You can install the development version of LogisticEnsembles like so:

devtools::install_github("InfiniteCuriosity/LogisticEnsembles")

Example

This is a basic example which shows you how to solve a common problem:

library(LogisticEnsembles)
Logistic(data = SAHeart,
    colnum = 10,
    numresamples = 2,
    how_to_handle_strongs = 1,
    do_you_have_new_data = "N",
    save_all_trained_models = "N",
    remove_ensemble_correlations_greater_than = 1.00,
    use_parallel = "N",
    train_amount = 0.60,
    test_amount = 0.20,
    validation_amount = 0.20)

Each of the 36 models returns a probability between 0 and 1. Each of the 36 models fit the data to the training set, make predictions and measure accuracy on the test and validation sets.
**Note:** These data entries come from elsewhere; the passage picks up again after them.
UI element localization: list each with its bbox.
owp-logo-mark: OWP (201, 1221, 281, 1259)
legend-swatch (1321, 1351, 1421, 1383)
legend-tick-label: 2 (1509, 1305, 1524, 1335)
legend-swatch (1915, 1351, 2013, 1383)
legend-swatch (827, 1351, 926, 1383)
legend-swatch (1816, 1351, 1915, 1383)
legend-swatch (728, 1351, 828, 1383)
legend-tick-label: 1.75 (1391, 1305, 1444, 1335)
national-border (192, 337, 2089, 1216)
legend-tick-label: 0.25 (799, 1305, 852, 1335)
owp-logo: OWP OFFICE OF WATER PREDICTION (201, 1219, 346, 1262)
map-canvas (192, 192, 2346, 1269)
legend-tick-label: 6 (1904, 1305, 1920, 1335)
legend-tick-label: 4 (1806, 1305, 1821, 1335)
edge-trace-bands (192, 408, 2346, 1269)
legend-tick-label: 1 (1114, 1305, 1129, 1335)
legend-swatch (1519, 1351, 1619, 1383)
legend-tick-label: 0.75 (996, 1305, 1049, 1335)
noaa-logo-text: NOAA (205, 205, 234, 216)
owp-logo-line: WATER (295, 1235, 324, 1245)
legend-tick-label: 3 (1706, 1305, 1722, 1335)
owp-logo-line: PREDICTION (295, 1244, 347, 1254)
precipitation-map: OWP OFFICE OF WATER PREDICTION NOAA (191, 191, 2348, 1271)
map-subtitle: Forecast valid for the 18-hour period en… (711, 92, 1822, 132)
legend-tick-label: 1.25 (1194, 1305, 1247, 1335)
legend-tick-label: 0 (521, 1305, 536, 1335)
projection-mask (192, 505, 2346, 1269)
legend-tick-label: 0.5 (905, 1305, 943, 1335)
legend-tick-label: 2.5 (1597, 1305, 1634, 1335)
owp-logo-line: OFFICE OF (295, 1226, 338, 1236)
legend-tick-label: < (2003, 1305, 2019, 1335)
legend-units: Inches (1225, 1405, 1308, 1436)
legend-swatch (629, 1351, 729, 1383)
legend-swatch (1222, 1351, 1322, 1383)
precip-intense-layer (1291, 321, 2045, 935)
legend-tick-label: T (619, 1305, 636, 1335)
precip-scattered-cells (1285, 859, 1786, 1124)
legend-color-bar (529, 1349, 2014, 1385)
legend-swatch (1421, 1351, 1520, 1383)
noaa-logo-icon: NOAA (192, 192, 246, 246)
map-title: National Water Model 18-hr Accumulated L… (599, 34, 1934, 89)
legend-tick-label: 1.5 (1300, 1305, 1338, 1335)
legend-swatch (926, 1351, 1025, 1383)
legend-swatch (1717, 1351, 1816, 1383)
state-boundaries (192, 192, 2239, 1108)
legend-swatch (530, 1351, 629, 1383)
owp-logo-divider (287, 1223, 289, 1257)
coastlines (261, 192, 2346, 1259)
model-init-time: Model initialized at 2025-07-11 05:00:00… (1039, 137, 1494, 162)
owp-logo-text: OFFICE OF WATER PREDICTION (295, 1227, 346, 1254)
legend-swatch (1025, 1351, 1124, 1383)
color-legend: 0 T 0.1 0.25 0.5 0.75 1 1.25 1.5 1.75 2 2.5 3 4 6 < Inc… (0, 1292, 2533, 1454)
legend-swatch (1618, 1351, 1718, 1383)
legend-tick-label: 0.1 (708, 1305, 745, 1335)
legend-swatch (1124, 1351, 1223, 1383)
The list of 36 logistic models:

  1. ADA Boost
  2. Bagged Random Forest
  3. Bagging
  4. BayesGLM
  5. BayesRNN
  6. C50
  7. Cubist
  8. Ensemble ADA Boost
  9. Ensemble Bagging
  10. Ensemble C50
  11. Ensemble Gradient Boosted
  12. Ensemble Partial Least Squares
  13. Ensemble Penalized Discrminant Analysis
  14. Ensemble Random Forest
  15. Ensemble Ranger
  16. Ensemble Regularized Discrminant Analysis
  17. Ensemble RPart
  18. Ensemble Support Vector Machines
  19. Ensemble Trees
  20. Ensemble XGBoost
  21. Flexible Discriminant Analysis
  22. Generalized Additive Models
  23. Generalized Linear Models
  24. Gradient Boosted
  25. Linear Discrmininant Analysis
  26. Linear Model
  27. Mixed Discrmininant Analysis
  28. Naive Bayes
  29. Penalized Discrminant Analysis
  30. Quadratic Discrmininant Analysis
  31. Random Forest
  32. Ranger
  33. RPart
  34. Support Vector Machines
  35. Trees
  36. XGBoost

The 13 plots automatically created by the package are:

  1. Target vs each feature (multiple barcharts)
  2. Boxplots of the numeric data
  3. Over or underfitting barchart
  4. Duration barchart
  5. Overfitting by model and resample
  6. Model accuracy barchart
  7. Accuracy by model and resample
  8. Accuracy by model
  9. ROC curves
  10. Pairwise scatterplots
  11. Correlation of the data as circles by color and size
  12. Correlation of the data by color and number

The tables and reports automtically created: 1. Summary report. This includes the Model, Accuracy, True Postive, True Negative, False Positive, False Negative, Positive Predictive Value, Negative Predictive Value, F1 score, Area under the curve, overfitting min, overfitting mean, overfitting max, and duration. 2. Data summary 3. Head of the ensemble 4. Correlation of the ensemble 5. Correlation of the data 6. Head of the data frame

The package also returns all 36 summary reports, alphabetical by model.